The word heaven is used to refer to the realm of all the best we humans aspire to. “Oh that a man’s reach should exceed his grasp, or what’s a heaven for?” wrote Robert Browning.

Heaven can also refer to what God wants for, and with, humankind: relationships of love, justice, peace, and hope that endure in time and beyond time.

For Christianity, heaven is both present and future. In one word, the Good News is “Emmanuel” — God with us. So William Sloane Coffin, Jr., writes, “We are on the road to heaven if today we walk with God.”

Some say life’s most important question is whether or not you are going to heaven when you die. I believe life’s most important question is where you are going while you are alive. Only God can answer the first question. Only we can answer the second.

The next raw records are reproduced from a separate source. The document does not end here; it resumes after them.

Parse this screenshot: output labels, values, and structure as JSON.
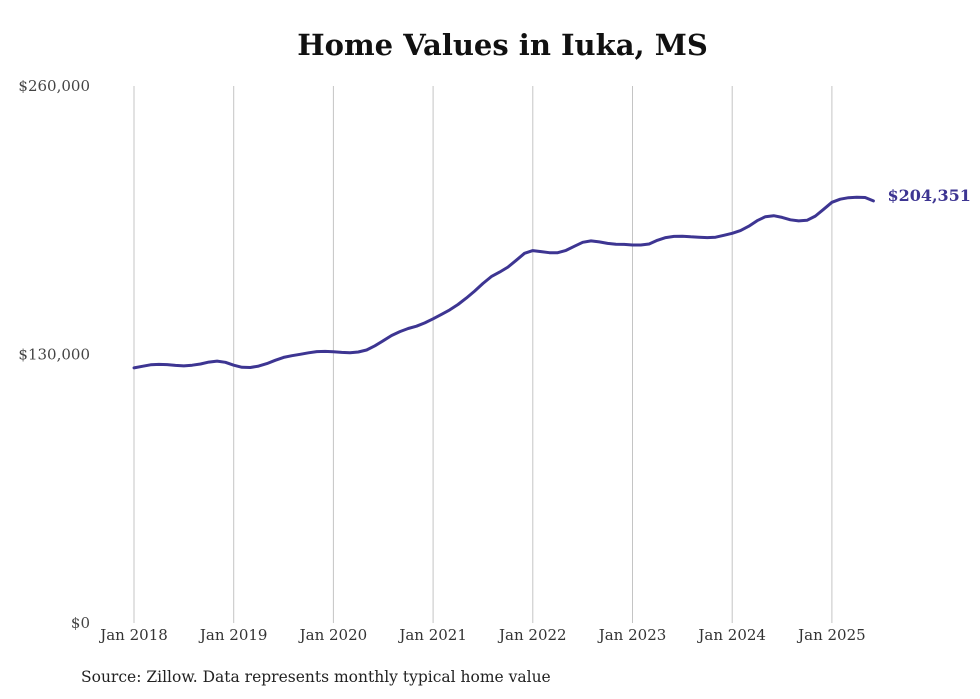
{
  "chart_data": {
    "type": "line",
    "title": "Home Values in Iuka, MS",
    "xlabel": "",
    "ylabel": "",
    "ylim": [
      0,
      260000
    ],
    "y_ticks": [
      "$260,000",
      "$130,000",
      "$0"
    ],
    "y_tick_values": [
      260000,
      130000,
      0
    ],
    "x_ticks": [
      "Jan 2018",
      "Jan 2019",
      "Jan 2020",
      "Jan 2021",
      "Jan 2022",
      "Jan 2023",
      "Jan 2024",
      "Jan 2025"
    ],
    "grid": "vertical lines at x ticks",
    "line_color": "#3d3592",
    "end_label": "$204,351",
    "series": [
      {
        "x": [
          "2018-01",
          "2018-02",
          "2018-03",
          "2018-04",
          "2018-05",
          "2018-06",
          "2018-07",
          "2018-08",
          "2018-09",
          "2018-10",
          "2018-11",
          "2018-12",
          "2019-01",
          "2019-02",
          "2019-03",
          "2019-04",
          "2019-05",
          "2019-06",
          "2019-07",
          "2019-08",
          "2019-09",
          "2019-10",
          "2019-11",
          "2019-12",
          "2020-01",
          "2020-02",
          "2020-03",
          "2020-04",
          "2020-05",
          "2020-06",
          "2020-07",
          "2020-08",
          "2020-09",
          "2020-10",
          "2020-11",
          "2020-12",
          "2021-01",
          "2021-02",
          "2021-03",
          "2021-04",
          "2021-05",
          "2021-06",
          "2021-07",
          "2021-08",
          "2021-09",
          "2021-10",
          "2021-11",
          "2021-12",
          "2022-01",
          "2022-02",
          "2022-03",
          "2022-04",
          "2022-05",
          "2022-06",
          "2022-07",
          "2022-08",
          "2022-09",
          "2022-10",
          "2022-11",
          "2022-12",
          "2023-01",
          "2023-02",
          "2023-03",
          "2023-04",
          "2023-05",
          "2023-06",
          "2023-07",
          "2023-08",
          "2023-09",
          "2023-10",
          "2023-11",
          "2023-12",
          "2024-01",
          "2024-02",
          "2024-03",
          "2024-04",
          "2024-05",
          "2024-06",
          "2024-07",
          "2024-08",
          "2024-09",
          "2024-10",
          "2024-11",
          "2024-12",
          "2025-01",
          "2025-02",
          "2025-03",
          "2025-04",
          "2025-05",
          "2025-06"
        ],
        "values": [
          123500,
          124300,
          125000,
          125200,
          125100,
          124700,
          124500,
          124800,
          125400,
          126300,
          126800,
          126200,
          124800,
          123800,
          123700,
          124400,
          125600,
          127200,
          128600,
          129400,
          130100,
          130800,
          131400,
          131500,
          131300,
          131000,
          130800,
          131200,
          132200,
          134200,
          136700,
          139200,
          141100,
          142600,
          143700,
          145300,
          147300,
          149400,
          151600,
          154200,
          157300,
          160700,
          164400,
          167700,
          169900,
          172300,
          175600,
          179000,
          180300,
          179800,
          179300,
          179300,
          180400,
          182400,
          184300,
          185000,
          184500,
          183800,
          183400,
          183300,
          183000,
          183000,
          183500,
          185300,
          186600,
          187200,
          187300,
          187000,
          186800,
          186600,
          186800,
          187700,
          188700,
          190000,
          192100,
          194800,
          196700,
          197200,
          196400,
          195200,
          194700,
          195000,
          197000,
          200300,
          203700,
          205200,
          205900,
          206100,
          206000,
          204351
        ]
      }
    ]
  },
  "source_note": "Source: Zillow. Data represents monthly typical home value"
}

Heaven evokes the mystery of what relationship with God is like beyond time. And it is a blessed mystery. But we will do well to ponder the question found in the New Testament, “Why do you stand looking up toward heaven?” Does the idea of heaven move us toward, or distract us from, the life God would have us live on earth?

What is heaven? What is heaven like? I have no final answers to those questions. But I find inspiration in the words of Ralph Waldo Emerson: “All I have seen teaches me to trust the Creator for all I have not seen.”


Send e-mail to the Rev. Lew Hinshaw at lewhinshaw@sunflower.com.

God is most fully present in heaven

The Rev. David Livingston, associate pastor, First United Methodist Church, 946 Vt.:

The Bible focuses much more attention on life on Earth than on life after death. Perhaps before asking about heaven, we should ask, “What is life and how should we live it?” It is reassuring, though, to know that there is a future life that waits for us.

Now to actually answer the question.

Everyone has his or her own image of what heaven looks like — maybe a big city with streets paved in gold, maybe a big cloud with people dressed in white and wearing wings, maybe something entirely different. Of course, no one will know what heaven looks like until we are there.

Even as a concept, heaven is beyond human comprehension. Some people believe that heaven is a physical place where individual humans have physical bodies from a physical resurrection. Others believe that heaven is symbolic of a mysterious union with God where no individual is distinct from God.

Heaven is simply one of those mysteries of faith that we will not be able to fully grasp in this lifetime.

Regardless of which concept of heaven is correct, the most important characteristic of heaven is one that we can identify with certainty: Heaven is the place where God is most fully present, known and worshipped. What that means for us is that heaven is a place where love is most fully present and known. Heaven is the kind of place or state of being where all of the things that Jesus preached about come to pass.

Whether that happens as individuals interact with each other, or as we know the joy of union with God, experiencing heaven is certainly something for us to look forward to with anticipation, knowing that as our current lives in due time come to an end, something even richer awaits us.